As DNA mentioned most people do not want to hear facts or evidence to prove them wrong. I would like to think my skepticism is my starting point until I discover evidence to solidify my position. Yeah, of course I’ll admit I’m slightly skeptical of RNG in this game. There’s so much of it everywhere it’s hard not to form your own opinion on it whether positive or negative. The problem is there is really no true evidence Kabam could really publish that would really confirm or deny whether RNG is equally weighted or not unless some programmer analyzed their system and was able to say with 100% conviction that everything is equal. Even then, like DNA said most people wouldn’t believe it. You basically have to take the mods word on it and who knows if they even know. On the other side, you can’t prove RNG is not weighted equally too. There’s certainly plenty of people with great luck in the game and it seems they are blessed beyond belief with every pull. That’s where it evens out. Some people are just lucky and others aren’t. It would be really interesting to gather the data from the game from all the 5* ever pulled and see where the data points lie.

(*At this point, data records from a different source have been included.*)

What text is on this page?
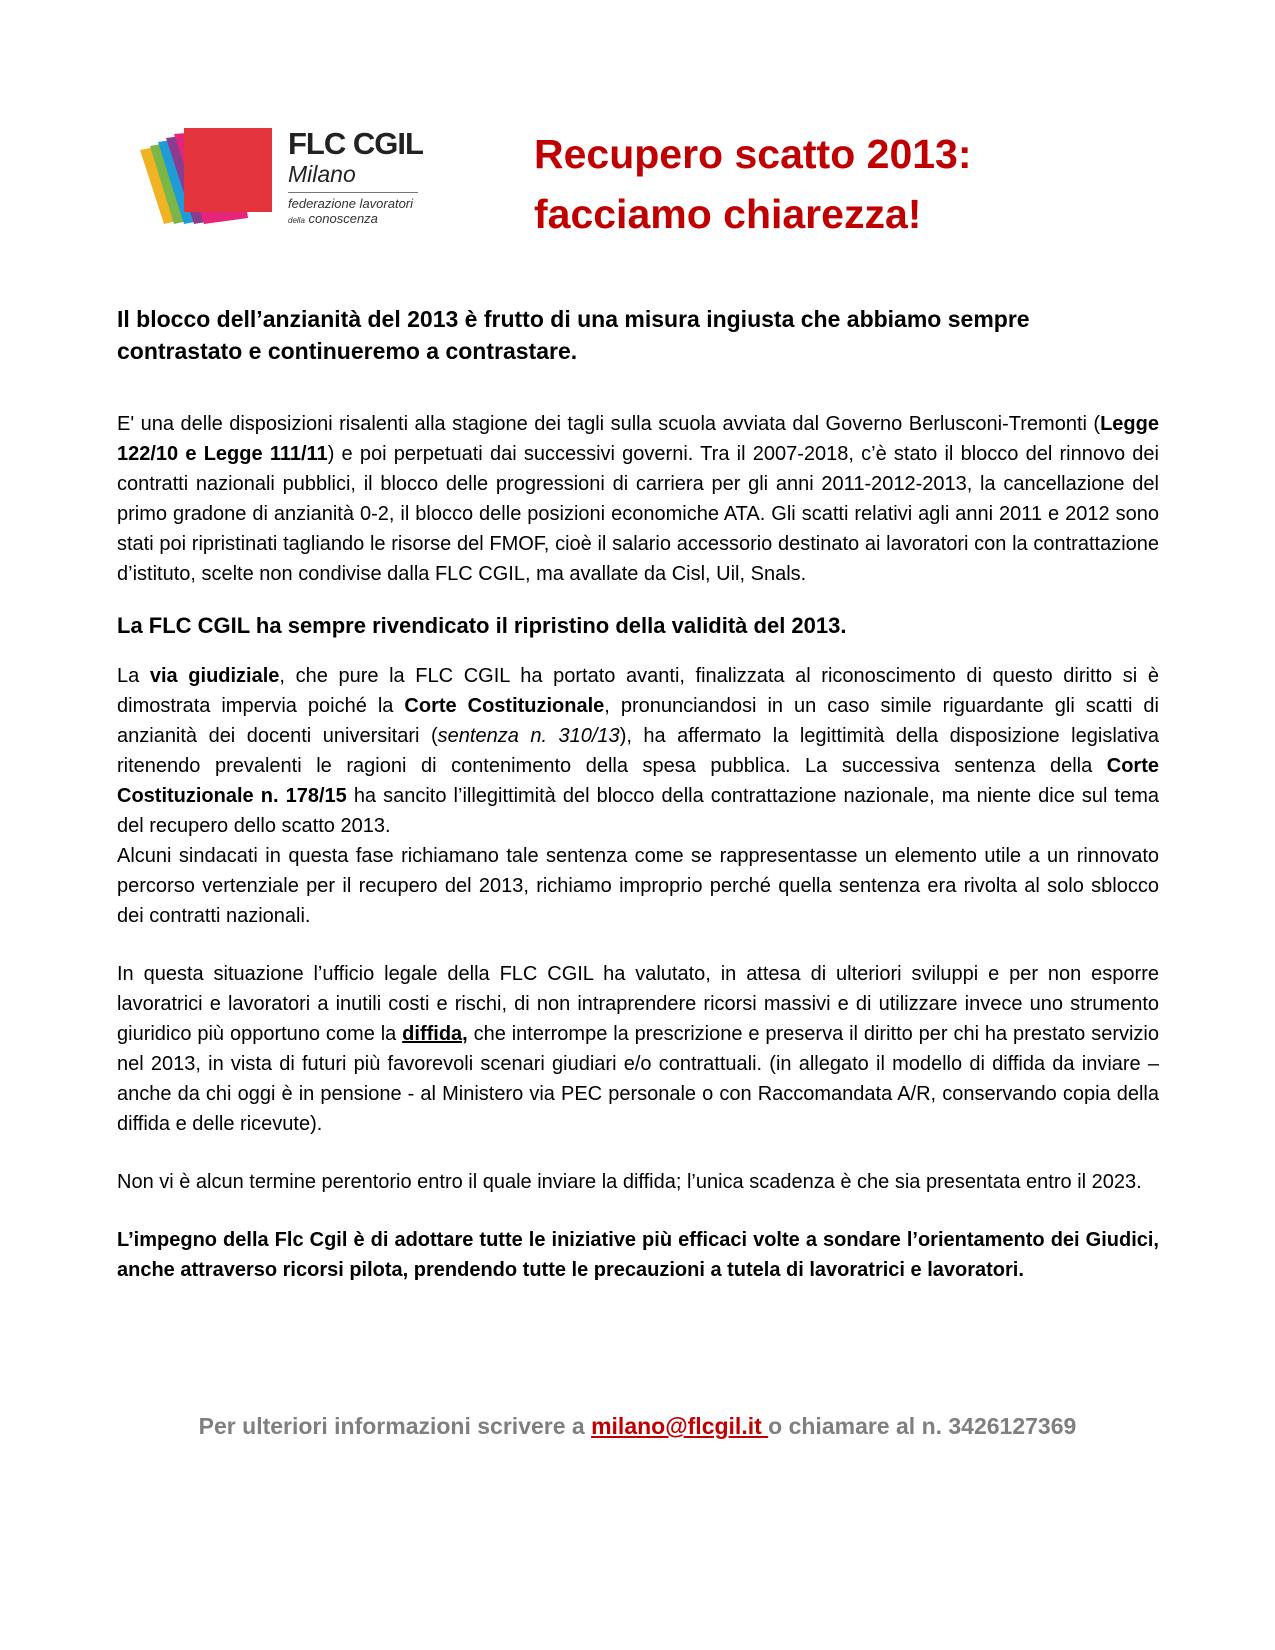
FLC CGIL
Milano
federazione lavoratori
della conoscenza
Recupero scatto 2013:
facciamo chiarezza!

Il blocco dell’anzianità del 2013 è frutto di una misura ingiusta che abbiamo sempre contrastato e continueremo a contrastare.

E' una delle disposizioni risalenti alla stagione dei tagli sulla scuola avviata dal Governo Berlusconi-Tremonti (Legge 122/10 e Legge 111/11) e poi perpetuati dai successivi governi. Tra il 2007-2018, c’è stato il blocco del rinnovo dei contratti nazionali pubblici, il blocco delle progressioni di carriera per gli anni 2011-2012-2013, la cancellazione del primo gradone di anzianità 0-2, il blocco delle posizioni economiche ATA. Gli scatti relativi agli anni 2011 e 2012 sono stati poi ripristinati tagliando le risorse del FMOF, cioè il salario accessorio destinato ai lavoratori con la contrattazione d’istituto, scelte non condivise dalla FLC CGIL, ma avallate da Cisl, Uil, Snals.

La FLC CGIL ha sempre rivendicato il ripristino della validità del 2013.

La via giudiziale, che pure la FLC CGIL ha portato avanti, finalizzata al riconoscimento di questo diritto si è dimostrata impervia poiché la Corte Costituzionale, pronunciandosi in un caso simile riguardante gli scatti di anzianità dei docenti universitari (sentenza n. 310/13), ha affermato la legittimità della disposizione legislativa ritenendo prevalenti le ragioni di contenimento della spesa pubblica. La successiva sentenza della Corte Costituzionale n. 178/15 ha sancito l’illegittimità del blocco della contrattazione nazionale, ma niente dice sul tema del recupero dello scatto 2013.

Alcuni sindacati in questa fase richiamano tale sentenza come se rappresentasse un elemento utile a un rinnovato percorso vertenziale per il recupero del 2013, richiamo improprio perché quella sentenza era rivolta al solo sblocco dei contratti nazionali.

In questa situazione l’ufficio legale della FLC CGIL ha valutato, in attesa di ulteriori sviluppi e per non esporre lavoratrici e lavoratori a inutili costi e rischi, di non intraprendere ricorsi massivi e di utilizzare invece uno strumento giuridico più opportuno come la diffida, che interrompe la prescrizione e preserva il diritto per chi ha prestato servizio nel 2013, in vista di futuri più favorevoli scenari giudiari e/o contrattuali. (in allegato il modello di diffida da inviare – anche da chi oggi è in pensione - al Ministero via PEC personale o con Raccomandata A/R, conservando copia della diffida e delle ricevute).

Non vi è alcun termine perentorio entro il quale inviare la diffida; l’unica scadenza è che sia presentata entro il 2023.

L’impegno della Flc Cgil è di adottare tutte le iniziative più efficaci volte a sondare l’orientamento dei Giudici, anche attraverso ricorsi pilota, prendendo tutte le precauzioni a tutela di lavoratrici e lavoratori.

Per ulteriori informazioni scrivere a milano@flcgil.it o chiamare al n. 3426127369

Also, when you’re unlucky and constantly get kicked when you’re down by RNG, that basically becomes your evidence. If only 5% of your pulls are good and others pulls are 50/50, it’s hard to not incorporate that into your thinking. I think a lot of people here have personal experiences with RNG and just band with others with likewise the experiences. I don’t know if I would necesarily call it groupthinking. I would more or less call it complaining about crappy pulls. Then again I don’t really know. What constitutes groupthink?
I'll be honest: I don't think it's pure RNG. I simply don't.
There's something else at play in there. I don't know what it is. But there's something else at play
can someone explain the RNG on this and what are the chances for this? Better chances getting hit by a lightning...True RNG huh? lol
The odds of pulling the same champ three times in a row from featured crystals is one in 576. The odds of being hit by lightning in one calendar year are about one in a million.